Ia menekankan, AI sebaiknya dipandang sebagai alat bantu, bukan pengganti upaya mandiri anak.

Maka dari itu, ayah sebaiknya mengajak anak untuk berkreasi dan menyelesaikan tugas dengan pemikiran serta usaha sendiri.

Lebih lanjut, Adityana mengingatkan tentang perlunya menanamkan nilai kejujuran dan integritas dalam penggunaan AI. Anak perlu memahami konsep plagiarisme dan cara menggunakan teknologi secara etis.

Psikolog yang juga anggota Ikatan Psikolog Klinis Indonesia ini menyoroti pentingnya pendampingan saat anak berinteraksi dengan AI, termasuk pembatasan waktu dan pemilihan aplikasi yang aman.

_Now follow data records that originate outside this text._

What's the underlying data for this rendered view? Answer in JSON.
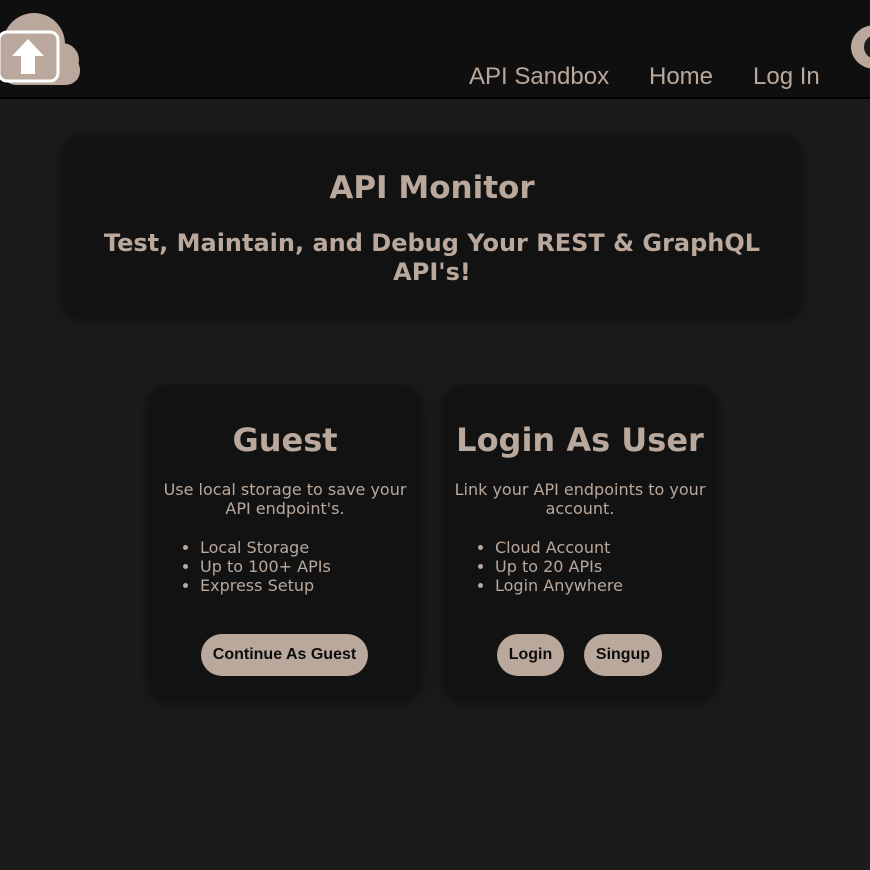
{
  "colors": {
    "background": "#1b1b1b",
    "navbar": "#0f0f0f",
    "card": "#121212",
    "accent": "#b9a89b",
    "button_text": "#0d0d0d"
  },
  "header": {
    "logo_icon": "cloud-upload-icon",
    "nav": {
      "sandbox": "API Sandbox",
      "home": "Home",
      "login": "Log In"
    },
    "toggle_icon": "theme-toggle-icon"
  },
  "hero": {
    "title": "API Monitor",
    "subtitle": "Test, Maintain, and Debug Your REST & GraphQL API's!"
  },
  "guest_card": {
    "title": "Guest",
    "description": "Use local storage to save your API endpoint's.",
    "features": [
      "Local Storage",
      "Up to 100+ APIs",
      "Express Setup"
    ],
    "button": "Continue As Guest"
  },
  "user_card": {
    "title": "Login As User",
    "description": "Link your API endpoints to your account.",
    "features": [
      "Cloud Account",
      "Up to 20 APIs",
      "Login Anywhere"
    ],
    "login_button": "Login",
    "signup_button": "Singup"
  }
}
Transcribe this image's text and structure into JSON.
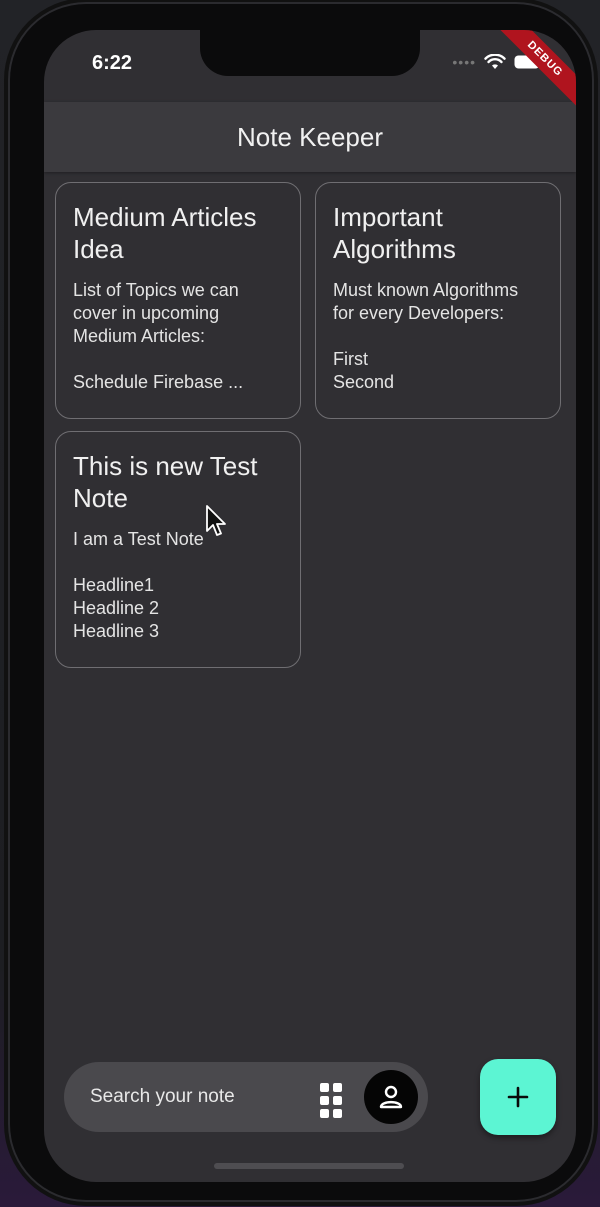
{
  "status_bar": {
    "time": "6:22",
    "debug_label": "DEBUG"
  },
  "app_bar": {
    "title": "Note Keeper"
  },
  "notes": [
    {
      "title": "Medium Articles Idea",
      "body": "List of Topics we can cover in upcoming Medium Articles:\n\nSchedule Firebase ..."
    },
    {
      "title": "Important Algorithms",
      "body": "Must known Algorithms for every Developers:\n\nFirst\nSecond"
    },
    {
      "title": "This is new Test Note",
      "body": "I am a Test Note\n\nHeadline1\nHeadline 2\nHeadline 3"
    }
  ],
  "search": {
    "placeholder": "Search your note"
  },
  "icons": {
    "grid": "grid-view-icon",
    "avatar": "person-icon",
    "fab": "plus-icon",
    "wifi": "wifi-icon",
    "battery": "battery-icon"
  },
  "colors": {
    "background": "#302f33",
    "app_bar": "#3b3a3e",
    "fab": "#5cf5d3",
    "card_border": "#6f6e72",
    "debug": "#b0141e"
  }
}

Menurutnya, keterlibatan kita dalam penggunaan AI oleh anak tidak hanya sebatas pengawasan, tetapi juga sebagai pendamping dalam proses belajar dan penggunaan teknologi.

Sebagai ayah, kita pun perlu menetapkan batasan waktu penggunaan teknologi untuk menjaga kesehatan fisik dan mental anak. Keseimbangan antara waktu belajar dan bermain sangat dianjurkan.

Terakhir, dalam memilih aplikasi AI untuk anak, disarankan menggunakan aplikasi yang terpercaya, aman, dan sesuai dengan usia anak. Aplikasi yang tidak jelas asal-usulnya sebaiknya dihindari.

“Pastikan anak tetap terlibat dalam interaksi sosial dan aktivitas fisik. Penggunaan AI seharusnya tidak menggantikan pengalaman belajar yang diperoleh dari interaksi langsung dengan orang lain,” pungkasnya.